Da gibt es doch tatsächlich eine aktuelle Stunde im Bundestag zur Gewalt an den Schulen und man überbietet sich mit noch absurderen Vorschlägen zur Rettung unserer Gesellschaft.
Na Super! Die größten Knalltüten bekommen vor den Kameras eine Plattform: „Ey, Lärrer muss misch Respekt geben, sonst kricht er Fresse!“
Dann wird Ursachenforschung betrieben. Die Schüler sind sozial schwach, haben keine Perspektive, sie wissen ohnehin, dass sie keine Chance haben auf dem Arbeitsmarkt . Da MUSS man doch zuschlagen.
Diese ganze Diskussion geht mir, gelinde gesagt, ganz gewaltig auf den Zwirn. Wo sind eigentlich die Kameras und die aktuellen Stunden, wenn es um den ganz normalen Schüler geht? Es ist doch so, dass eine ganze Generation von Kindern das Gefühl bekommt, sie seien in unserer Gesellschaft nicht erwünscht.
In meinem letzten Jahrgang hatten von 75 Schülern nur 19 eine Ausbildungsstelle, und das mit Realschulabschlüssen. Alle anderen sind in irgendwelchen schulischen Maßnahmen geparkt.
Der Sohn meiner Freundin hat vor kurzem seinen Gesellenbrief als Elektroinstallateur bekommen. Von den 22 freigesprochenen Gesellen werden nur 2 weiterbeschäftigt. Alle anderen sind arbeitslos. (Nein, ich wohne nicht im Osten. Dieses Gebiet hier läuft noch nicht einmal unter „strukturschwach“).

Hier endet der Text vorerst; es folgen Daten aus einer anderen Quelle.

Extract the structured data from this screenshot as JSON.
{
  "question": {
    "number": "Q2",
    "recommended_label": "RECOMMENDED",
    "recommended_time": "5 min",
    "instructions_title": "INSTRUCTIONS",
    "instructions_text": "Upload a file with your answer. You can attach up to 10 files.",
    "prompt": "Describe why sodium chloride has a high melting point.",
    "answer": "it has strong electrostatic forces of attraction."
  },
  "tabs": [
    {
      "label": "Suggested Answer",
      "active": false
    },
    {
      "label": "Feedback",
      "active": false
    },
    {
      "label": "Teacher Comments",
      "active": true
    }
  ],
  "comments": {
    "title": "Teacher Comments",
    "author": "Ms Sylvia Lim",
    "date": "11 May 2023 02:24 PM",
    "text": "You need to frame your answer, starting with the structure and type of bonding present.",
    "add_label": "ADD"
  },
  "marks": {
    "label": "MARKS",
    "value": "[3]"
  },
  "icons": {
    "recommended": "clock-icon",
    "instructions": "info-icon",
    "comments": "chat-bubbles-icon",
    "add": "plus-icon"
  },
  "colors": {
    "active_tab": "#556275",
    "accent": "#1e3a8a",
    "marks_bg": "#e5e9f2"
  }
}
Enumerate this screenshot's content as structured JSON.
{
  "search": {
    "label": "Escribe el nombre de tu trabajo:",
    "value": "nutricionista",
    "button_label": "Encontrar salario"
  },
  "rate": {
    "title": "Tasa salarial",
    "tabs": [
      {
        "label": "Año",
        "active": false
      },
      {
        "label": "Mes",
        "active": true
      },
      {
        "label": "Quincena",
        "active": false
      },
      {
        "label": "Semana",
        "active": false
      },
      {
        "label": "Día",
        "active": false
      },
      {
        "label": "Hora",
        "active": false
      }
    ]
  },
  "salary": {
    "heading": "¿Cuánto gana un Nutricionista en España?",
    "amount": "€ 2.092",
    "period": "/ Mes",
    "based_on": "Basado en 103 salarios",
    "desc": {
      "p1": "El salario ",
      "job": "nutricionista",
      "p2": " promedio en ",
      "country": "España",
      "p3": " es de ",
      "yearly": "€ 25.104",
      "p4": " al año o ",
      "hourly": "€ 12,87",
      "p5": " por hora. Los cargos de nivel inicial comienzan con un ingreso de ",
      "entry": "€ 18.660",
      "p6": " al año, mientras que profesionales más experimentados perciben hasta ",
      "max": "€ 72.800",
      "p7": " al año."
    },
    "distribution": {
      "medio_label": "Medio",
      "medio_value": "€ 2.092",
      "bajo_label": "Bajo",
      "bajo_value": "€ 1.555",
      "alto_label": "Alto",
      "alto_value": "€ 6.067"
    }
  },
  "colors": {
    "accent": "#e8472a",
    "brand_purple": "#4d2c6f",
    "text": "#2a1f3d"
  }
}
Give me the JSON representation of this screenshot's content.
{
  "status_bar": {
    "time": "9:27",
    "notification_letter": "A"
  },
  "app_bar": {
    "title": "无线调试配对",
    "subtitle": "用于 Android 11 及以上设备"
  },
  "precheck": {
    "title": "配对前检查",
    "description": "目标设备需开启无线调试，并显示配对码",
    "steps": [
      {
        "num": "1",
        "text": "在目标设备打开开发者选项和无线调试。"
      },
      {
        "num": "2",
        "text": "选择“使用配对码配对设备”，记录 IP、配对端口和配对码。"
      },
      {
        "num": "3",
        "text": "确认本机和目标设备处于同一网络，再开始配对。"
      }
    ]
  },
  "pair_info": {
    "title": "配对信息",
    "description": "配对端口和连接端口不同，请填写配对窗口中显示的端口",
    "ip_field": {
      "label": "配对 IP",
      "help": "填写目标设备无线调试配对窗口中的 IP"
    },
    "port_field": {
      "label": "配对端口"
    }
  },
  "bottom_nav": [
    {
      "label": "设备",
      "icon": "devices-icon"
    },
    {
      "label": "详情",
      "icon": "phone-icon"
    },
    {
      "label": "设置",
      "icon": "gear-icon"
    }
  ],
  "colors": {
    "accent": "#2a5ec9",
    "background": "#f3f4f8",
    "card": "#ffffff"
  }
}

In unserer kleinen Straße gibt es allein 3 Familien, deren gut ausgebildete Kinder sich entschlossen haben, ihr Glück im Europäischen Ausland zu suchen, weil sie hier keine Perspektiven haben. Großbritannien, Dänemark, Österreich - dort sind sie erwünscht.
Meines Erachten versündigen wir uns als Gesellschaft nicht an denen, die ohnehin für uns verloren sind, Ausländer wie Deutsche. Wir versündigen uns an denen, die leistungsbereit, gut ausgebildet und motiviert sind, an denen, die trotz Perspektivlosigkeit noch nicht zugeschlagen haben.
Provokante These: Sollten wir als Gesellschaft einfach mit einem gewissen „Bodensatz“ (böses, böses Wort) leben und uns auf die konzentrieren, die die Aufmerksamkeit und das finanzielle Engagement wert sind?